Au‑delà de la gestion des incidents, le préfet maritime est associé à la gouvernance des activités en Manche. Je la partage avec le préfet de la région Normandie, puisque nous sommes tous les deux préfets coordonnateurs de façade. Deux tendances fortes se dégagent à l'heure actuelle : le défi écologique et environnemental, d'une part, auquel j'associe la préservation des ressources en Manche et la pêche ; la conciliation des usages d'autre part. S'agissant de la pêche, il n'est pas dans mes prérogatives de réglementer ni de fixer des objectifs. Cela relève du ministère de l'Agriculture et, localement, du préfet de région, qui agit par le biais de la direction interrégionale de la mer, et dont les moyens sont coordonnés par le CROSS Étel, le centre national de surveillance des pêches maritimes. Néanmoins, cela me concerne dans la mesure où la pêche subit en ce moment l'effet de politiques ambitieuses du Gouvernement, qui procèdent par restriction des usages en développant l'éolien et les aires marines protégées, dans un contexte rendu flou par le Brexit. Face à ces contraintes, le monde de la pêche pourrait faire montre d'un mécontentement, qui risquerait de se traduire par des problématiques de sécurité maritime ou d'ordre public, lesquelles me concerneraient directement.

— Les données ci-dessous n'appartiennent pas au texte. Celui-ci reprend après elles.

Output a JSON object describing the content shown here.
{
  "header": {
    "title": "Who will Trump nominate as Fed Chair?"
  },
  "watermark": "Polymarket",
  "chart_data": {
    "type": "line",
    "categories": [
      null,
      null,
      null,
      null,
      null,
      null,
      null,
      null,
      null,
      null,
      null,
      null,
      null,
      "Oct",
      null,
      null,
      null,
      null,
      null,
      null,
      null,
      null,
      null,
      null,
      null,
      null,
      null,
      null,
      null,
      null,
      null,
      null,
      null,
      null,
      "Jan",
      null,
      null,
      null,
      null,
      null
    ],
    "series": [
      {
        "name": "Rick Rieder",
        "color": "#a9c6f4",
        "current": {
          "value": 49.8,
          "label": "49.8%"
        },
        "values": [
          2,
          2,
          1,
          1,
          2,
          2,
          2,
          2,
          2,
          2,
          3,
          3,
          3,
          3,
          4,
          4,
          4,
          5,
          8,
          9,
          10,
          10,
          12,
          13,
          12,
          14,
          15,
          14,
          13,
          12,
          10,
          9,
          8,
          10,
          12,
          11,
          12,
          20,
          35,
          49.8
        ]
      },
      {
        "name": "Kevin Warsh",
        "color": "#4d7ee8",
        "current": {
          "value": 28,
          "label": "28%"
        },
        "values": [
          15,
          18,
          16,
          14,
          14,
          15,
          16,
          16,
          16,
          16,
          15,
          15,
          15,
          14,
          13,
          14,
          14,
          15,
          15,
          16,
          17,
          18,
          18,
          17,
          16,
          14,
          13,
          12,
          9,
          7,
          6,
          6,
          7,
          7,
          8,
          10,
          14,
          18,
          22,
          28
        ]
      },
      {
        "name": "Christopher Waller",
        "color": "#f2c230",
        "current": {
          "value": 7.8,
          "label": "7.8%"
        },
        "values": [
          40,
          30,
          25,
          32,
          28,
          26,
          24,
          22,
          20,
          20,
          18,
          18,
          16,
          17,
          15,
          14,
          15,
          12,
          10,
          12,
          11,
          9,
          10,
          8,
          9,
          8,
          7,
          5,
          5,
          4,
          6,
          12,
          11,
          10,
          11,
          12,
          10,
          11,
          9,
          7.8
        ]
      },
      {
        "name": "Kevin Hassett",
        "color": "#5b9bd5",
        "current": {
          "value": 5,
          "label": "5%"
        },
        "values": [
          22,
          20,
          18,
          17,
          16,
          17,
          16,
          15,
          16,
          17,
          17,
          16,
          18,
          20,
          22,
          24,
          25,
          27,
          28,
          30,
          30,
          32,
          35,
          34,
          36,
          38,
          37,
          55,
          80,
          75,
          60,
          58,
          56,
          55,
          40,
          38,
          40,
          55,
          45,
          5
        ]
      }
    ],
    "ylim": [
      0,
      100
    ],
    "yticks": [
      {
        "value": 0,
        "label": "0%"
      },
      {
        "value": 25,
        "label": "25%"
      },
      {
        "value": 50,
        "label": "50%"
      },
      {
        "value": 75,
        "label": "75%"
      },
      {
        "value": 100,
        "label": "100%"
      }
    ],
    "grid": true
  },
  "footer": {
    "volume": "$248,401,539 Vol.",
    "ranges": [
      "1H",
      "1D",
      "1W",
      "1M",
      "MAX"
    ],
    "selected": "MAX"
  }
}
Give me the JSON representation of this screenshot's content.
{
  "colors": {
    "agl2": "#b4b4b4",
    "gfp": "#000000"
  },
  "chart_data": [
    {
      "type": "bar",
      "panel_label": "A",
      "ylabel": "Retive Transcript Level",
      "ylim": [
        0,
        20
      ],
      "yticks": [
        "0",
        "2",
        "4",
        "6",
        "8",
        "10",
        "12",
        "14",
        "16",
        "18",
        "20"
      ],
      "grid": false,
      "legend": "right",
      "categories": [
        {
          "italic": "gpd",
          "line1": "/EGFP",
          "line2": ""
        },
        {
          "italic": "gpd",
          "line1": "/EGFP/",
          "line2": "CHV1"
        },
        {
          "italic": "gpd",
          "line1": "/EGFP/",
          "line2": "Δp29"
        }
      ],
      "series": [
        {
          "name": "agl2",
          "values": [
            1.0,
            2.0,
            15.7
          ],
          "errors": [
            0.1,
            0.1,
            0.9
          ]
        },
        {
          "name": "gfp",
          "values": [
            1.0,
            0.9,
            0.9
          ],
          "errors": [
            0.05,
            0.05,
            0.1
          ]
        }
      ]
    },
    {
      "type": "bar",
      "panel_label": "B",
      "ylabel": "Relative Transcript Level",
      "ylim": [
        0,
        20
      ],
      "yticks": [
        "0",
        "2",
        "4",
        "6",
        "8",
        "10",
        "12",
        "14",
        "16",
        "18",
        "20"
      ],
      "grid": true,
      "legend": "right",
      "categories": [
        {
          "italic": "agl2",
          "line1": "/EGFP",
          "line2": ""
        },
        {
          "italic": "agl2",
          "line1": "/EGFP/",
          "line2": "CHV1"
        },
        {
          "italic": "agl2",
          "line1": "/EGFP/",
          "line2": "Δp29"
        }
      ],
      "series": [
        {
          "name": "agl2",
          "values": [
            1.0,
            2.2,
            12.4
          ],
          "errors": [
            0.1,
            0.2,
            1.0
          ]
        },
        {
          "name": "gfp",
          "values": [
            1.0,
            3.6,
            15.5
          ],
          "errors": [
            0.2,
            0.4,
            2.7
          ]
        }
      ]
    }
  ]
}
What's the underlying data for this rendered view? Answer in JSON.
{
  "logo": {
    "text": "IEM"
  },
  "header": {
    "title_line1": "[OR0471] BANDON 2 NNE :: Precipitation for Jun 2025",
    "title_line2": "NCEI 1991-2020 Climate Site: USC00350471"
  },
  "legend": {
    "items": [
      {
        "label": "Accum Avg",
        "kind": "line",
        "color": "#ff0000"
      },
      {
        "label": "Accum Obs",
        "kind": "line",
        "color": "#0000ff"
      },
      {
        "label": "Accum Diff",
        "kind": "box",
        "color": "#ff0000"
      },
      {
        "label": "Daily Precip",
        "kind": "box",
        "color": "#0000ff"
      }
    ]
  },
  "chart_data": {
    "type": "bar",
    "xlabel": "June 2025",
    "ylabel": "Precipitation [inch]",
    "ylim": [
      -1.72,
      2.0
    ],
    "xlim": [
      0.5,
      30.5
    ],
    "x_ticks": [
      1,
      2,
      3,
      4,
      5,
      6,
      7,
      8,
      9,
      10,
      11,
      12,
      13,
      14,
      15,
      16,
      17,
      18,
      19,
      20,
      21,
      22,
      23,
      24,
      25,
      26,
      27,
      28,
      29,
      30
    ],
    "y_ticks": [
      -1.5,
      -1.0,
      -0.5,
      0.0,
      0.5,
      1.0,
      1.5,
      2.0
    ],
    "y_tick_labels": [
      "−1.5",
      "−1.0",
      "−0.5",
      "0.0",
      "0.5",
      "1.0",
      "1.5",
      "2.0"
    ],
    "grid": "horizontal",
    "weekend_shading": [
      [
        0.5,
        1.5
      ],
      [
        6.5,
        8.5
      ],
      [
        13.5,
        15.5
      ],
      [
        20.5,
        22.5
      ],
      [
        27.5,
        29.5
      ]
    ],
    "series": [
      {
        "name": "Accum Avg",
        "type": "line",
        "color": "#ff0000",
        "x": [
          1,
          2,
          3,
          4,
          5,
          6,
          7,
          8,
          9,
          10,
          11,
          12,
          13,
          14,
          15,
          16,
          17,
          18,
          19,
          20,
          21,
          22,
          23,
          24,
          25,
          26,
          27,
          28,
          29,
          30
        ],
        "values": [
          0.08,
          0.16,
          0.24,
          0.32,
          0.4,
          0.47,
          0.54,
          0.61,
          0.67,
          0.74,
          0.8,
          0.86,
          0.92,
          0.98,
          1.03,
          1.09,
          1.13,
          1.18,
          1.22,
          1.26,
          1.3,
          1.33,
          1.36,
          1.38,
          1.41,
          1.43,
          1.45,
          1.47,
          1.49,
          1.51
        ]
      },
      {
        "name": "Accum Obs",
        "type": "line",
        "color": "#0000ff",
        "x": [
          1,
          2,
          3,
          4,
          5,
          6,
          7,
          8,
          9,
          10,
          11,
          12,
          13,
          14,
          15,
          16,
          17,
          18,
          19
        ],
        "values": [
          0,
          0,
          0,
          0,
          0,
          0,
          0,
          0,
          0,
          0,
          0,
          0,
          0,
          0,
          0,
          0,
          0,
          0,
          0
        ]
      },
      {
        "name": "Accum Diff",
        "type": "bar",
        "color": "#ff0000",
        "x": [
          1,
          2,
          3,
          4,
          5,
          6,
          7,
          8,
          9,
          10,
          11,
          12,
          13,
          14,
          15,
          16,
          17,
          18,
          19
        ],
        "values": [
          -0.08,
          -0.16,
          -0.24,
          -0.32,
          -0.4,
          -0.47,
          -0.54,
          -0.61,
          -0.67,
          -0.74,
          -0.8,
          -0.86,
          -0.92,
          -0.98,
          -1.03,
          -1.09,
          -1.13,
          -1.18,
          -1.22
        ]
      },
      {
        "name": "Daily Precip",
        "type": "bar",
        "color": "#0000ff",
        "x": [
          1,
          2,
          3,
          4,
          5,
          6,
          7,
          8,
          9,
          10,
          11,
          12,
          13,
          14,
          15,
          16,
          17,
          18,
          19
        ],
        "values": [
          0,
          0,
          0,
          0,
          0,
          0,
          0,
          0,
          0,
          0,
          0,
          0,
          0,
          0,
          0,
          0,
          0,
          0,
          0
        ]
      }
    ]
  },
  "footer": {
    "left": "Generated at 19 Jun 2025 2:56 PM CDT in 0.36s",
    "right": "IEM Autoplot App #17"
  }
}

Comme vous l'avez rappelé, Madame la présidente, 38 % de la surface de la Manche côté français est couverte par des aires marines protégées, ce qui exige du préfet maritime un vrai travail de conciliation des usages et d'adaptation de la gouvernance. Il faut préserver un équilibre harmonieux entre les préoccupations écologiques et socio‑économiques, qui, seul, permettra d'instaurer une réglementation acceptée et efficace. Cet objectif est réaliste. Il y a un parc naturel marin et quarante-sept zones Natura 2000 en Manche et nous commençons à mettre en œuvre une réglementation avec des objectifs effectifs dans certaines aires marines protégées. Mais, dans la mesure où il suppose une concertation, le processus est long. C'est le prix à payer pour obtenir des effets concrets.

Nous avons franchi un pas important en 2019 avec la production de la première partie d'un document stratégique de façade, qui fixe des objectifs en matière environnementale et d'usages à l'horizon de 2030 et dresse un état des lieux de la façade. En 2020, nous allons continuer le travail afin d'établir des plans d'action, ainsi que des indicateurs de suivi. Il ne faut pas brider le développement économique ou touristique, mais l'inscrire dans une exploitation durable de la façade. La conciliation raisonnée entre les usages, doublée de mesures permettant d'atteindre le bon état écologique du milieu marin, est fondamentale pour que tout se passe dans la bonne entente et le respect de la sécurité, de la sûreté et de l'ordre public en Manche et en mer du Nord.